By Mark Borchardt on 20th November 2014
The Vietnam War will remain an eternal point of contention to many. And we’ve been exposed to much footage of it, as it was the war that was brought to us in our living rooms via the evening news for the first time. Yet, graphic as some of that footage may have been, it was surely a censored version of events.
So, it’s with 1972’s “Winter Soldier” that many jaw-dropping atrocities committed by American soldiers are brought to light. I won’t describe them here and some are quite shocking. This is not an “anti-American” film, but rather an upfront documentation of horrors perpetrated by our own boys. And what’s made more startling is that we are face-to-face with these guys, real guys, our guys, as they straight-forward describe their macabre misadventures and lament their misdeeds in the name of their country. These are not dramatic puppets in a pre-coordinated narrative show contrived to make an ideological point but there to unabatedly tell it like it was.
This riveting film takes place in Detroit during the “Winter Soldier Investigation” in January and February of 1971 and is put on the Congressional record that spring. It was created to allow testimony of returning troops and of the hidden atrocities that took place in that war-torn country.
It’s filmed in grainy black and white 16mm and that look gives it an ironic feeling of detached being there. Color segments of village burnings, interrogations and such are menacingly interspersed throughout the film in stills and footage. These are to compliment the various retellings of horrid situations and these breaks from the general b/w feel offer an unsettling alternate reality to what‘s being verbally described.
A fascinating array of ex-military personnel give testimony. They are civilians now and most sport long hair, a direct contradiction to the strict militaristic appearances they once possessed. And they are free now – of duty that is – but not really free at all as visions of their past misdeeds will always haunt them. You’ll even get a quick glimpse of now Secretary of State John Kerry in his younger version, as he gets a few seconds of screen time querying the anguished troops.

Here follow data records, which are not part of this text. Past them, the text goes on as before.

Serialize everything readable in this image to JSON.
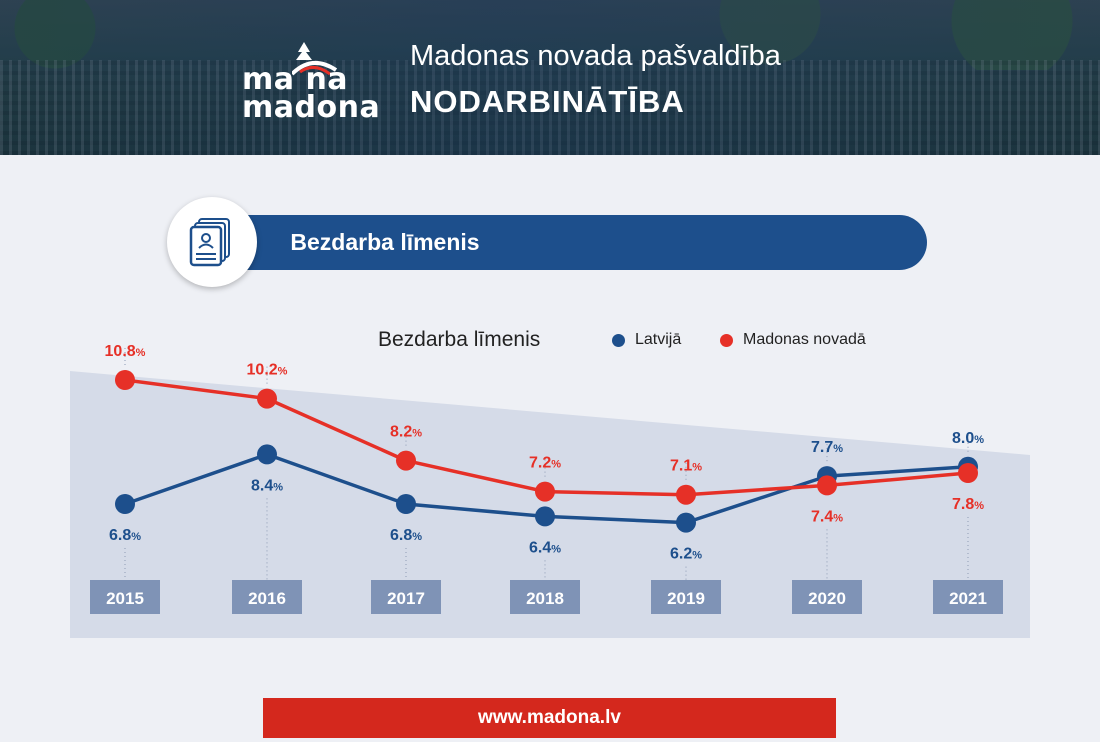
{
  "header": {
    "logo_line1": "ma na",
    "logo_line2": "madona",
    "subtitle": "Madonas novada pašvaldība",
    "title": "NODARBINĀTĪBA"
  },
  "section": {
    "title": "Bezdarba līmenis",
    "icon": "document-person-icon"
  },
  "legend": {
    "title": "Bezdarba līmenis",
    "items": [
      {
        "label": "Latvijā",
        "color": "#1d4f8c"
      },
      {
        "label": "Madonas novadā",
        "color": "#e63027"
      }
    ]
  },
  "chart_data": {
    "type": "line",
    "title": "Bezdarba līmenis",
    "categories": [
      "2015",
      "2016",
      "2017",
      "2018",
      "2019",
      "2020",
      "2021"
    ],
    "unit": "%",
    "series": [
      {
        "name": "Latvijā",
        "color": "#1d4f8c",
        "values": [
          6.8,
          8.4,
          6.8,
          6.4,
          6.2,
          7.7,
          8.0
        ],
        "labels": [
          "6.8",
          "8.4",
          "6.8",
          "6.4",
          "6.2",
          "7.7",
          "8.0"
        ]
      },
      {
        "name": "Madonas novadā",
        "color": "#e63027",
        "values": [
          10.8,
          10.2,
          8.2,
          7.2,
          7.1,
          7.4,
          7.8
        ],
        "labels": [
          "10.8",
          "10.2",
          "8.2",
          "7.2",
          "7.1",
          "7.4",
          "7.8"
        ]
      }
    ],
    "ylim": [
      6.0,
      11.0
    ],
    "grid": false,
    "legend_position": "top"
  },
  "footer": {
    "url": "www.madona.lv"
  }
}
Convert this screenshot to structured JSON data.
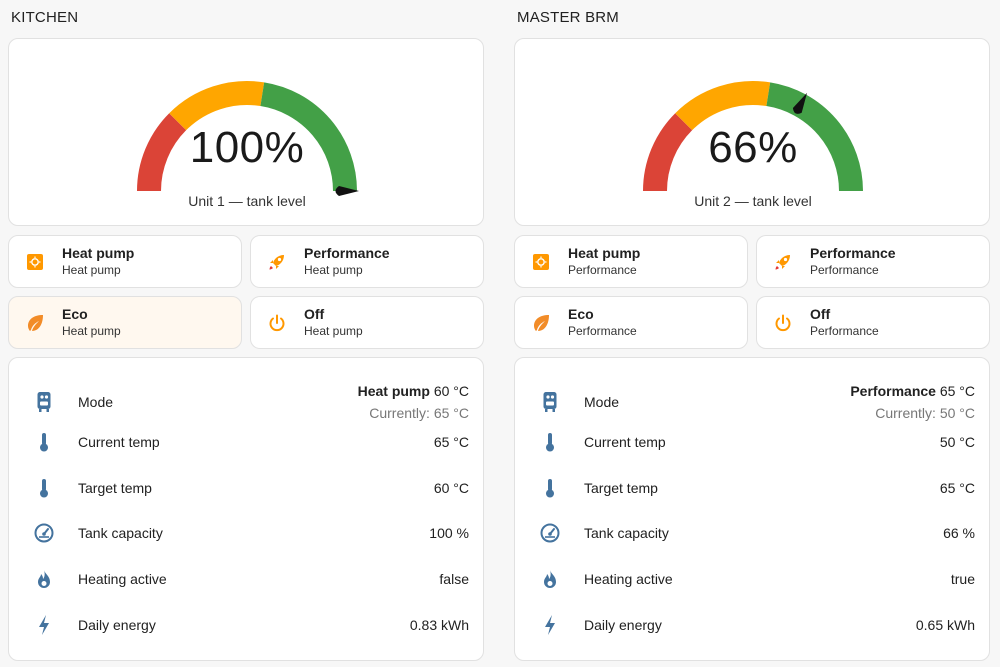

They are trained killing machines and hardcore military discipline has made them so. And many of them, at the time, truly believed that they were committing all of that mayhem for the ultimate good of their country; even if it included the blind murdering of civilian men, women and children.
Some soldiers break down, others remain controlled. And overall, it’s startling to encounter the environment of realistic confession in an actual circumstance, and not in the generic context of drama for drama’s sake. And it’s all the more unsettling that many of these guys can relate these circumstances in matter-of-fact tones; these are some of the most riveting talking heads you’ll encounter. Man’s inhumanity to man is made resoundingly clear in these harrowing series of sadistic stories and it’s a crash-course in hardcore psychology and what it takes to turn a blind eye and a stone heart to that fellow man. And the trick was that the military convinced them that they weren’t actually their fellow man.
Assuredly this was a hard film to come across at the time and most likely found safe harbor in universities across the country. The Kent State killings had just occurred a few years before its release so the campuses were still quite rife with the memories of that tragic event.
For the cineaste, this documentary really possesses that early Seventies feel with its stark black and white look. And it’s a hell of a time capsule to witness real people in real times using real language. So, anyone interested in the presence of that murky era, while indulging some brutal revelations of a dividing war, would do well to check out this rarely seen film.